Many political parties have emerged within the last few months.
With that span of time, some have proven to grow more progressive in terms of finding candidates and members; a few are seemingly becoming more serious about the whole process; and others continue to be no more than a mere name.
The next step for these parties is to now register with the Election Commission so they stand legit.
There, however, seems to be some confusion in fulfilling this crucial process.
Some of recently formed parties are of the understanding that registration with the commission only meant having to, among others, submit a proposed party name, along with a list of its members, including those of president, secretary and other office bearers.
The Election Commission officials said the interested parties, should also provide, at the time of registration, the list of candidates they intend to field during the general election.
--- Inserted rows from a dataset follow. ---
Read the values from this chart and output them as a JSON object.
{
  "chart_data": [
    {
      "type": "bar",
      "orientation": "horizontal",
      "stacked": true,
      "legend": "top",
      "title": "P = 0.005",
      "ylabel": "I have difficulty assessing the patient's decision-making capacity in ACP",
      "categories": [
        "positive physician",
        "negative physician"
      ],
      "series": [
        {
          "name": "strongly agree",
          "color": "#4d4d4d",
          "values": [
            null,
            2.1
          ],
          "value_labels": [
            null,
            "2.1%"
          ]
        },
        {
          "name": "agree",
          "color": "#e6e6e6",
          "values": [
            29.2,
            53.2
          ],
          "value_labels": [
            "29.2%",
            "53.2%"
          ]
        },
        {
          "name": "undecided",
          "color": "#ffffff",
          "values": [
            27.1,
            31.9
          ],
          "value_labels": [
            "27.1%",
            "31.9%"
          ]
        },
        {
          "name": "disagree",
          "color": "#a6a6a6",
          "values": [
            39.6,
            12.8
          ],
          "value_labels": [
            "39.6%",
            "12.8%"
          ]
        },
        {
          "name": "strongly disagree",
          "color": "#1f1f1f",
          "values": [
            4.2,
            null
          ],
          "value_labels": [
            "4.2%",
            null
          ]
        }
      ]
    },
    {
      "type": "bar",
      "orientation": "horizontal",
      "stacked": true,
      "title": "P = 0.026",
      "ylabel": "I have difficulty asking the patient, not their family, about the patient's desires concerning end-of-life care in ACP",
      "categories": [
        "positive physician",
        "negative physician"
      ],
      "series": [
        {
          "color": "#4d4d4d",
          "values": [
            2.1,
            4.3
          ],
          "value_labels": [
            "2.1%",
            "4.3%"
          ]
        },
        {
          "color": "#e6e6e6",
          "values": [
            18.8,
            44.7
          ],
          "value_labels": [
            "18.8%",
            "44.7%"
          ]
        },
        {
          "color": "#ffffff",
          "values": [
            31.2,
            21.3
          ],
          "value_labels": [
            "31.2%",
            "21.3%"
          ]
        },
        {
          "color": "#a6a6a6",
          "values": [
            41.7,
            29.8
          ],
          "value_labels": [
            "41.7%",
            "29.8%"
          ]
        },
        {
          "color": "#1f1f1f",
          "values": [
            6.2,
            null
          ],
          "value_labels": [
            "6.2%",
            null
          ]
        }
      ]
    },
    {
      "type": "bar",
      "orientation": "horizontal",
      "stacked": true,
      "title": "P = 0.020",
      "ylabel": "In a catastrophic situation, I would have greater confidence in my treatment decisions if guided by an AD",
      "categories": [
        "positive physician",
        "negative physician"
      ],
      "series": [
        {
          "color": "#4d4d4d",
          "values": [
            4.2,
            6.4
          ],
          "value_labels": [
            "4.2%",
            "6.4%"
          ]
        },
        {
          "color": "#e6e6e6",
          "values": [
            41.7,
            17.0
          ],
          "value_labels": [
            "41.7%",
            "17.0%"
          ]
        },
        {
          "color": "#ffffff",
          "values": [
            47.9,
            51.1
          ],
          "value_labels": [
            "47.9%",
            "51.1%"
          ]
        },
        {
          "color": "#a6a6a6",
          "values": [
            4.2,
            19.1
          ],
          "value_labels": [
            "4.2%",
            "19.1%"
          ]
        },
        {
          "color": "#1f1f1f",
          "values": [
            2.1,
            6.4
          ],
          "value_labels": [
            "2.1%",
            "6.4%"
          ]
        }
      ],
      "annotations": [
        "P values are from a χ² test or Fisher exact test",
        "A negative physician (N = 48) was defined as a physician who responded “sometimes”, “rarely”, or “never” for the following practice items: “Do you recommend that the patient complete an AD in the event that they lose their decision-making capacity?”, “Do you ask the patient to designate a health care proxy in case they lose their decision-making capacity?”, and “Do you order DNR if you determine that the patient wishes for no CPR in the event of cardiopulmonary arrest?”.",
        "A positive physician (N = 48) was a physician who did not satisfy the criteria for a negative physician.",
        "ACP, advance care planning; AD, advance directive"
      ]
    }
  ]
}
This is where the confusion lies.
While some parties are ready with a tentative list of names, others are either halfway through, or they have not been able to budge beyond the party name.
All this while they were of the understanding that the name-list of candidates, that too a tentative one, was not required for political parties intending to contest the election until the seventh day, after announcement of dates for elections.
Some party members feel Election Commission’s seeking names of candidates, that too all required 47, was unreasonable.
They fear this would slim their chances of confirming prospective candidates to join them, which is a major hurdle today for anyone interested in forming a party.
In other words, it more or less means killing a party, credible ones at that, which is even more difficult to form. Many a candidate, who is being eyed and approached, is a civil servant or corporate employee, most of whom, given the way Bhutanese are, are biding their time, perhaps until the last moment.
First, they have to study each of the parties to gauge their credibility and strength before hopping on, and an auspicious time and day has to be chosen to make public their candidature.
Anything done in haste at this juncture, party members fear, will send those prospective candidates back into their cocoons.
But the Election Commission requiring interested parties to submit the list of their candidates’ names could be there for a reason.
Besides conducting a free and fair election, it would be the responsibility of the commission to ensure that candidates with criminal records and those, who have proven to be questionable in their dealings, are screened.
In fact, this move on the part of the commission also serves the parties well, because they will find more time to look for replacement candidates for those deemed unfit.
After all, candidates should be those worth the election broadcasting time and funds, and access to party election expenses.
Kuensel Editorial on the 31st August, 2012.